SS Fairview

History

Canada
- Port of registry: Victoria, no. 103473
- Route: Skaha Lake, Okanagan Lake
- Builder: M. E. Cousons
- Launched: Spring 1894
- In service: 1894
- Out of service: 1896-97
- Fate: Destroyed by fire

General characteristics
- Class & type: Sternwheeler
- Tonnage: 42.58 GRT, 26.83 NRT
- Length: 55 ft (17 m)
- Beam: 15 feet (4.6 m)
- Depth: 2.9 ft (0.88 m)
- Installed power: 5 hp (3.7 kW)
- Crew: Cpt. Thomas Riley (Captain) and William E. Cousons (engineer)

= SS Fairview =

The S.S. Fairview was a wood-burning sternwheeler built in 1894 for use between Penticton and Okanagan Falls on Skaha Lake in British Columbia, Canada. In 1885, the Fairview was transferred to Okanagan Lake. The sternwheeler had a single cabin and a crew of three.

==Construction and Early Operations==
The Fairview mining camp, near present day Oliver, British Columbia, was opened in 1887. In the first decade of operations the population of Fairview grew to exceed 800 people and, in 1897, the first townsite was laid. The only transportation connecting the booming town to their much needed supplies in Penticton was a 41 kilometre dirt trail. As mining operations grew, so did demand for a ship to haul heavy industrial equipment down Skaha Lake.

In order to fund the commission of a ship, a syndicate was formed, including founder of Okanagan Falls, W.J. Snodgrass, William E. Cousons, and Cpt. Thomas Riley. The group raise sufficient funds and the S.S. Fairview was launched in the spring of 1894.

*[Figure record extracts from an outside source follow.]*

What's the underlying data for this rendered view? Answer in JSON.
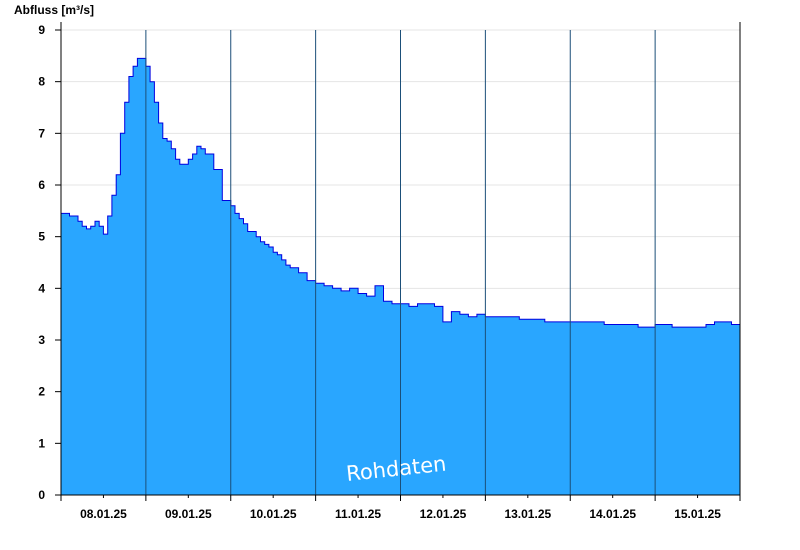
{
  "chart_data": {
    "type": "area",
    "ylabel": "Abfluss [m³/s]",
    "watermark": "Rohdaten",
    "ylim": [
      0,
      9
    ],
    "yticks": [
      0,
      1,
      2,
      3,
      4,
      5,
      6,
      7,
      8,
      9
    ],
    "xlim_days": [
      0,
      8
    ],
    "x_labels": [
      "08.01.25",
      "09.01.25",
      "10.01.25",
      "11.01.25",
      "12.01.25",
      "13.01.25",
      "14.01.25",
      "15.01.25"
    ],
    "grid": true,
    "fill_color": "#29a6ff",
    "line_color": "#0000e0",
    "series": [
      {
        "x": [
          0,
          0.1,
          0.2,
          0.25,
          0.3,
          0.35,
          0.4,
          0.45,
          0.5,
          0.55,
          0.6,
          0.65,
          0.7,
          0.75,
          0.8,
          0.85,
          0.9,
          0.95,
          1.0,
          1.05,
          1.1,
          1.15,
          1.2,
          1.25,
          1.3,
          1.35,
          1.4,
          1.45,
          1.5,
          1.55,
          1.6,
          1.65,
          1.7,
          1.8,
          1.9,
          2.0,
          2.05,
          2.1,
          2.15,
          2.2,
          2.3,
          2.35,
          2.4,
          2.45,
          2.5,
          2.55,
          2.6,
          2.65,
          2.7,
          2.8,
          2.9,
          3.0,
          3.1,
          3.15,
          3.2,
          3.3,
          3.4,
          3.5,
          3.6,
          3.7,
          3.8,
          3.9,
          4.0,
          4.1,
          4.2,
          4.3,
          4.4,
          4.5,
          4.6,
          4.7,
          4.8,
          4.9,
          5.0,
          5.1,
          5.2,
          5.3,
          5.4,
          5.5,
          5.6,
          5.7,
          5.8,
          5.9,
          6.0,
          6.2,
          6.4,
          6.6,
          6.8,
          7.0,
          7.2,
          7.4,
          7.6,
          7.7,
          7.8,
          7.9,
          8.0
        ],
        "y": [
          5.45,
          5.4,
          5.3,
          5.2,
          5.15,
          5.2,
          5.3,
          5.2,
          5.05,
          5.4,
          5.8,
          6.2,
          7.0,
          7.6,
          8.1,
          8.3,
          8.45,
          8.45,
          8.3,
          8.0,
          7.6,
          7.2,
          6.9,
          6.85,
          6.7,
          6.5,
          6.4,
          6.4,
          6.5,
          6.6,
          6.75,
          6.7,
          6.6,
          6.3,
          5.7,
          5.6,
          5.45,
          5.35,
          5.25,
          5.1,
          5.0,
          4.9,
          4.85,
          4.8,
          4.7,
          4.65,
          4.55,
          4.45,
          4.4,
          4.3,
          4.15,
          4.1,
          4.05,
          4.05,
          4.0,
          3.95,
          4.0,
          3.9,
          3.85,
          4.05,
          3.75,
          3.7,
          3.7,
          3.65,
          3.7,
          3.7,
          3.65,
          3.35,
          3.55,
          3.5,
          3.45,
          3.5,
          3.45,
          3.45,
          3.45,
          3.45,
          3.4,
          3.4,
          3.4,
          3.35,
          3.35,
          3.35,
          3.35,
          3.35,
          3.3,
          3.3,
          3.25,
          3.3,
          3.25,
          3.25,
          3.3,
          3.35,
          3.35,
          3.3,
          3.3
        ]
      }
    ]
  }
}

On August 11th, 1894, the Fairview made her way down the difficult to navigate Okanagan River on the way to Skaha Lake. The Fairview had made its way through much of the river when a low hanging branch hit the ship, damaging much of the wheelhouse. The sternwheeler was turned around and sent back to the Okanagan Landing shipyards for repair. At this time, the Fairview had her full lengthened to 55 feet to accommodate rough weather.

==Transfer to Okanagan lake==
Despite Okanagan Lake already having the Canadian Pacific Railway (CPR) sternwheeler, S.S. Aberdeen, and several other ships in service on the lake, the Fairview was transferred from Skaha Lake in 1895. Due to the competitive market, business struggled for the Fairview and the ship was tied up until June, 1896.

==Loss of the Fairview==
After the failure of service on Okanagan Lake, the Fairview was used as an auxiliary vessel for larger passenger ships and was occasionally used for special outings.

On July 1st, 1896, the Fairview was rented by the Vernon Lacrosse Club for an excursion to Kelowna. While docked, the ship suddenly caught on fire. The vessel, including her machinery and hull, were completely destroyed. It is of note that some sources claim that the wreck of the Fairview occurred on the night of July 2nd, 1897.